Oswald Baboke, directeur adjoint du Cabinet civil et protégé de la Première Dame Chantal Biya, est au cœur de deux polémiques récentes. La première concerne le scandale de l'or dans l'Est, où son nom avait été cité par des lanceurs d'alerte accusant le haut fonctionnaire d'être impliqué dans l'exploitation illégale du minerai.
La seconde est l'affaire du faux décret : selon plusieurs sources, le nom d'Oswald Baboke figurait sur le document intercepté à la CRTV avant d'être remplacé par celui du porteur, Sitchom Johann, présenté depuis comme le seul auteur de cette tentative de manipulation.
Pour ses soutiens, cette double mise en cause est une cabale montée par des ennemis politiques. Un proche de Baboke, cité par les médias, a déclaré : « Ce n'est pas la première fois qu'Oswald est la cible de campagnes de salissage orchestrées par des gens qui lui en veulent pour sa proximité avec le président et la Première Dame. »

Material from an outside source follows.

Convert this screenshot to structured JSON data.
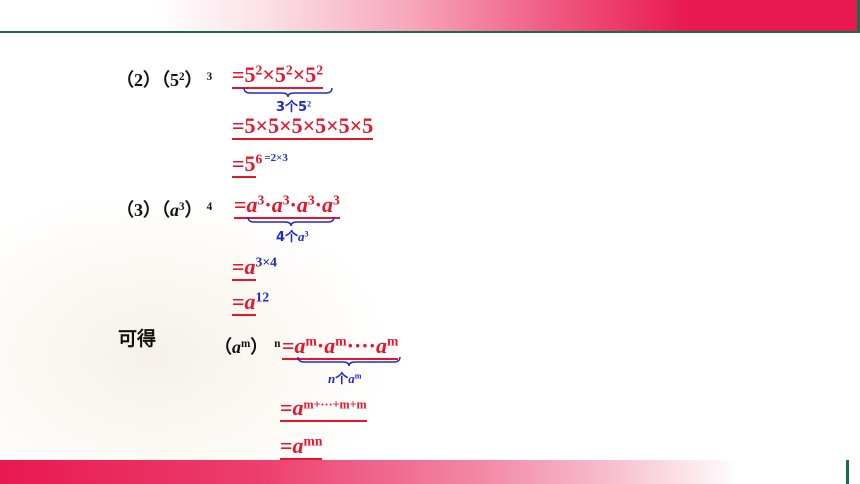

Samuel Eto'o, qui entretient des liens étroits avec Baboke, rejoint le Pasteur de la Chapelle de la Gloire du Christ, a choisi de prendre position publiquement, dénonçant une stratégie de déstabilisation.
Ce soutien public de la part du président de la Fécafoot intervient alors que la justice camerounaise n'a pas encore tranché sur l'affaire du faux décret. Si la piste d'un individu isolé, agissant par « révélation divine », a été évoquée, l'analyse du document par des experts et les déclarations de plusieurs acteurs politiques alimentent la thèse d'une manipulation bien plus large.
Reste à savoir si ce soutien public d'Eto'o suffira à blanchir son ami Baboke aux yeux de l'opinion publique, alors que les zones d'ombre persistent autour de cette affaire d'État.